A ragtag collection of natural products that will boost your immunity and perform other “bla bla bla” service in your body.
How much time was devoted to explain the products? Couldn’t have been more than five minutes. But the claims were outlandish. One of the products could cure cancer.
At this point, the “group think” syndrome had kicked in for potential suckers.
The bird catcher comes in.
We were now going to be addressed by a medical doctor who was slaving at a general hospital until he “saw the light and was called” to share in the wealth of the nations.
Smartly dressed, he bounced on to the stage with a harvest of claps politely coerced from the audience.
He related a sweet church like testimony of how much he was earning from his laborious work as a doctor always on call until he called it quits, joined the company and money started pouring in like a heavy rain.
The bait is tossed
“In gratitude,” said the doctor, “I want to give back to society. I want to mentor 10 people here to be millionaires before the year runs out. I leave the speaker to choose the ten people.
The offer was followed by an applause. An unforced applause. It was time to shake the tree and let the suckers glide.
“If you want the doctor to be your mentor please put up your hand,” said the speaker.
Many hands flew up like rockets.
“We have more than 10 people. Let’s do it again.”
Still more than 10 hands went up.
“How do we resolve this,” said the speaker.
“Let’s do balloting,” said someone in the audience.
“No. We can’t do that,” said the speaker.
There was no explanation as to why that couldn’t be done even though it was the logical thing to do. It was obvious a subliminal stimulus towards a predetermined response was on.
“Let me tell you what we are going to do. The first 10 people to enlist in the program will be mentored by the doctor.”
Seven hands went up and coughed out 38k a piece. That came to 266k in the coffers of the company. But that was just one of the many sessions scheduled for that day. The company would at the end of that day have another one million Naira cooling off in its account.
For many of those people milling around the plaza like ants in an anthill, the grilling journey towards their first million (if ever) had just begun.
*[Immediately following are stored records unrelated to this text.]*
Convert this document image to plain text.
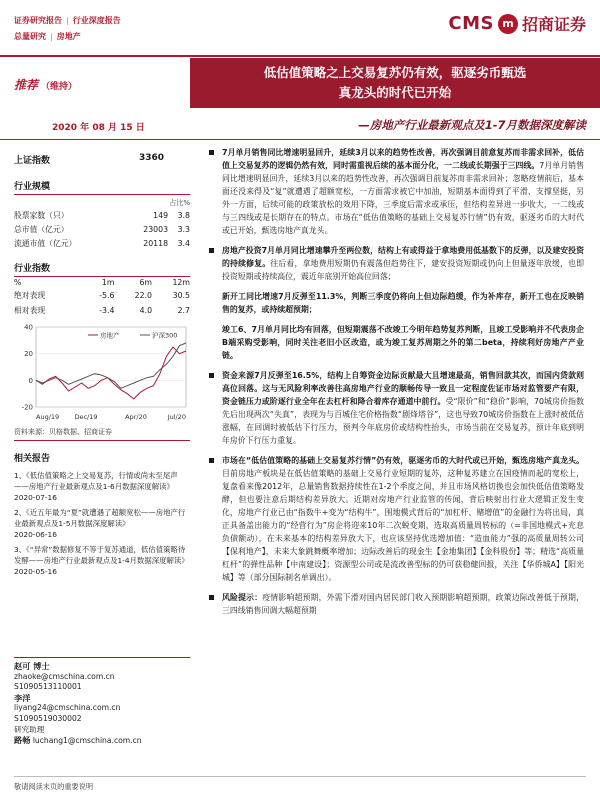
证券研究报告 | 行业深度报告
总量研究 | 房地产
CMS m 招商证券
推荐 （维持）
低估值策略之上交易复苏仍有效，驱逐劣币甄选
真龙头的时代已开始
2020 年 08 月 15 日	—房地产行业最新观点及1-7月数据深度解读
上证指数	3360
行业规模
占比%
股票家数（只）	149	3.8
总市值（亿元）	23003	3.3
流通市值（亿元）	20118	3.4
行业指数
%	1m	6m	12m
绝对表现	-5.6	22.0	30.5
相对表现	-3.4	4.0	2.7
40
20
0
-20
Aug/19 Dec/19	Apr/20	Jul/20
房地产	沪深300
资料来源：贝格数据、招商证券
相关报告
1、《低估值策略之上交易复苏，行情或尚未至尾声——房地产行业最新观点及1-6月数据深度解读》
2020-07-16
2、《近五年最为“夏”就遭遇了超额宽松——房地产行业最新观点及1-5月数据深度解读》
2020-06-16
3、《“异常”数据修复不等于复苏通道，低估值策略待发酵——房地产行业最新观点及1-4月数据深度解读》
2020-05-16
赵可 博士
zhaoke@cmschina.com.cn
S1090513110001
李洋
liyang24@cmschina.com.cn
S1090519030002
研究助理
路畅 luchang1@cmschina.com.cn
7月单月销售同比增速明显回升，延续3月以来的趋势性改善，再次强调目前意复苏而非需求回补，低估值上交易复苏的逻辑仍然有效，同时需重视后续的基本面分化，一二线或长期强于三四线。7月单月销售同比增速明显回升，延续3月以来的趋势性改善，再次强调目前复苏而非需求回补；忽略疫情前后，基本面还没来得及“复”就遭遇了超额宽松，一方面需求被它中加油，短期基本面得到了平滑、支撑坚挺，另外一方面，后续可能的政策放松的效用下降，三季度后需求或承压，但结构差异进一步收大，一二线或与三四线或是长期存在的特点。市场在“低估值策略的基础上交易复苏行情”仍有效，驱逐劣币的大时代或已开始，甄选房地产真龙头。
房地产投资7月单月同比增速攀升至两位数，结构上有或得益于拿地费用低基数下的反弹，以及建安投资的持续修复。往后看，拿地费用短期仍有震荡但趋势往下，建安投资短期或仍向上但量逐年放缓，也即投资短期或持续高位，震近年底别开始高位回落；
新开工同比增速7月反弹至11.3%，判断三季度仍将向上但边际趋缓，作为补库存，新开工也在反映销售的复苏，或持续超预期；
竣工6、7月单月同比均有回落，但短期震荡不改竣工今明年趋势复苏判断，且竣工受影响并不代表房企B端采购受影响，同时关注老旧小区改造，或为竣工复苏周期之外的第二beta，持续利好房地产产业链。
资金来源7月反弹至16.5%，结构上自筹资金边际贡献最大且增速最高，销售回款其次，而国内贷款则高位回落。这与无风险利率改善往高房地产行业的顺畅传导一致且一定程度佐证市场对监管要产有限，资金链压力或阶逐行业全年在去杠杆和降合着库存通道中前行。受“限价”和“稳价”影响，70城房价指数先后出现两次“失真”，表现为与百城住宅价格指数“剧烽塔谷”，这也导致70城房价指数在上涨时被低估涨幅，在回调时被低估下行压力，预判今年底房价或结构性抬头，市场当前在交易复苏，预计年底到明年房价下行压力重复。
市场在“低估值策略的基础上交易复苏行情”仍有效，驱逐劣币的大时代或已开始，甄选房地产真龙头。目前房地产板块是在低估值策略的基础上交易行业短期的复苏，这种复苏建立在国疫情而起的宽松上，复盘看来像2012年，总量销售数据持续性在1-2个季度之间，并且市场风格切换也会加快低估值策略发酵，但也要注意后期结构差异放大。近期对房地产行业监管的传闻，背后映射出行业大逻辑正发生变化，房地产行业已由“指数牛+变为“结构牛”，围地模式背后的“加杠杆、赌增值”的金融行为将出局，真正具备盖出能力的“经营行为”房企将迎来10年二次蜕变期，选取高质量周转标的（=非国地模式+充息负债额动），在未来基本的结构差异放大下，也应该坚持优选增加值：“造血能力”强的高质量周转公司【保利地产】，未来大象跳舞概率增加；边际改善后的现金生【金地集团】【金科股份】等；精选“高质量杠杆”的弹性品种【中南建设】；资源型公司或是流改善型标的仍可获稳健回报，关注【华侨城A】【阳光城】等（部分国际制名单调出）。
风险提示：疫情影响超预期，外需下滑对国内居民部门收入预期影响超预期，政策边际改善低于预期，三四线销售回调大幅超预期
敬请阅读末页的重要说明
They must go out there to fish for other suckers who will help build their new colony of hope.
A week later, I called the speaker, declared without equivocation that the so called business contraption was a pyramid scheme and challenged the bogus claims made about the company’s products.
I got a stolid response. It was clear that the speaker and his colleagues had taken refuge under the castle of alternative or distorted reality. Why would they not? They were making money and taking lavish vacations around the world.
No doubt, some people who showed up that day will make money if they are able to convince some wide eyed fools who want to get rich quickly to part with their hard earned dough. But many others will find themselves stuck in six feet of snow with their pants down.
Why do Nigerians do this to themselves again and again. Well, we live in a land of miracles. One day, it will be your turn to be an idiot. I hope you feel good about it.
After all, says the Nigerian, something must kill man.